SODG, AFFIRMER SES POSITIONS ET LES TENIR. Créée en 2005, la section CFDT de SODG, filiale de Michelin spécialisée dans la fabrication de pneumatiques haut de gamme (704 salariés), fait sensation en mai 2007 en triplant son résultat aux élections CE : de 14,5 à plus de 46 %. Pierre se souvient du jour du dépouillement. « On envisageait 2 sièges et j’étais en 4e position. Imaginez mon étonnement et ma joie quand j’ai vu que j’étais titulaire… » Dans un contexte de forte concurrence syndicale (CGT, FO et CFTC), la section s’est d’abord distinguée par son état d’esprit. « On s’entend bien et surtout, on se complète bien, souligne Jéronimo Nasciemento. Et puis on ne passe pas notre temps à attaquer les autres organisations syndicales. »
Pour ce qui est de la perception des salariés du travail accompli, le vote parle de lui-même. D’autant que les résultats concrets, via deux accords estampillés CFDT, sont au rendez-vous. Le premier en 2006 porte sur l’intéressement et représente en moyenne 600 à 1 000 euros pour chacun. L’accord sur les salaires, signé en décembre 2006, a enfoncé le clou. Pour Jean-Philippe Beaujard, délégué syndical, cet événement a fait mûrir et a soudé le groupe. « Nous avons voulu mettre en place un talon pour favoriser les bas salaires. La négociation a démarré et les autres OS ont appelé à la grève qui a duré huit jours. Nous n’avons pas suivi et sommes restés à la table des négociations en faisant le lien permanent avec les salariés. Nous avons obtenu gain de cause (une augmentation moyenne de 3,9 % et un talon de 300 à 630 euros), et signé l’accord qui n’a pas été dénoncé. Moins de 20 % des salariés de l’usine ont fait grève. »

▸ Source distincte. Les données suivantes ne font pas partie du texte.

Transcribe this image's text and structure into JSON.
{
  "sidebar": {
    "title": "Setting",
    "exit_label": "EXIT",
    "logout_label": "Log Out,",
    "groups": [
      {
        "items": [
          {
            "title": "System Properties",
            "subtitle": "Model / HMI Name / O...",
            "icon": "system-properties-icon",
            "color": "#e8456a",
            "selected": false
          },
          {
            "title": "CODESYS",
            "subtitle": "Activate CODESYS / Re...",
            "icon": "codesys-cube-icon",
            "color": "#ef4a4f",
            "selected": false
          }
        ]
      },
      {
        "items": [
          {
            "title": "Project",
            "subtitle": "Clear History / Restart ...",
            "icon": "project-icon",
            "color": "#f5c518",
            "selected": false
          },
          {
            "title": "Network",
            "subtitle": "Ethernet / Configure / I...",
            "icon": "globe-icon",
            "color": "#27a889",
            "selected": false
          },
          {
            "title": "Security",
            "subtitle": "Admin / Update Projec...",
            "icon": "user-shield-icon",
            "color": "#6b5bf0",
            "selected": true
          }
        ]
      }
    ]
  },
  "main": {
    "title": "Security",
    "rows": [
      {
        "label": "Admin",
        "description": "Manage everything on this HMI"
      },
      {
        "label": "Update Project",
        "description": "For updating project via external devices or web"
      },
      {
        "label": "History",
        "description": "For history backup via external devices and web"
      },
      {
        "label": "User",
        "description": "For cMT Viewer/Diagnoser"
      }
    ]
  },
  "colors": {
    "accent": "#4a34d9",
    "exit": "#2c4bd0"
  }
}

TOURNEES D’ATELIER ET COMMUNICATION. Pas de recette donc, mais des pratiques syndicales renouvelées. « Nos principaux atouts, affirme Cédric, c’est notre complémentarité et la communication. On se réunit régulièrement et on sort au moins un tract par mois où on explique nos revendications sans dénigrer les autres OS. » Pierre prolonge : « On est rigoureux dans l’organisation des tournées d’atelier. On a fait trois binômes de deux pour suivre les 3 x 8, et le délégué syndical vient aider de temps en temps. ». Et Sylvie, représentante syndicale au CE de conclure : « Ce qui fait la différence, c’est que la CFDT est plus proche des salariés. Elle les représente mieux par l’âge et par une plus forte présence sur place. On couvre aussi tous les horaires. ».
LE SOUTIEN CONSTANT DU SYNDICAT. Dans cette montée en puissance progressive de la section, Jean-Philippe reconnaît le rôle du syndicat Chimie Energie Auvergne Limousin. « Depuis la création de la section, le syndicat nous a aidé sur tous les plans : écoute, conseils, distribution de tracts, formation et suivi. Plus récemment, le travail avec le Cad (N.D.L.R. Comité d’actions Développement) nous a fait gagner en autonomie et en cohésion d’équipe. ça a permis aux élus de s’impliquer davantage. » Sur la question du développement, la section est consciente des difficultés et du travail qu’il reste à accomplir pour transformer le capital sympathie, environ 200 voix, en nouvelles adhésions. « Ici, nous défendons tout le monde, ça fonctionne comme ça depuis le début et c’est difficile de faire changer la donne » concède Pierre. Jean-Philippe propose en synthèse de « passer un nouveau cap en travaillant notre rapport aux adhérents, et notamment sur ce qui les distingue des sympathisants ».
D?UNLOP à MONTLUÇON, LE DEVELOPPEMENT AU GALOP. Créée en 2001 lors de la négociation des 35 heures, la section CFDT de Dunlop à Montluçon vient de passer, en quelques mois, du statut d’organisation syndicale minoritaire influente à celui d’organisation encore minoritaire, mais incontournable, en doublant son résultat aux élections (de 15 à 30 %) et triplant son nombre d’adhérents (de 20 à 60).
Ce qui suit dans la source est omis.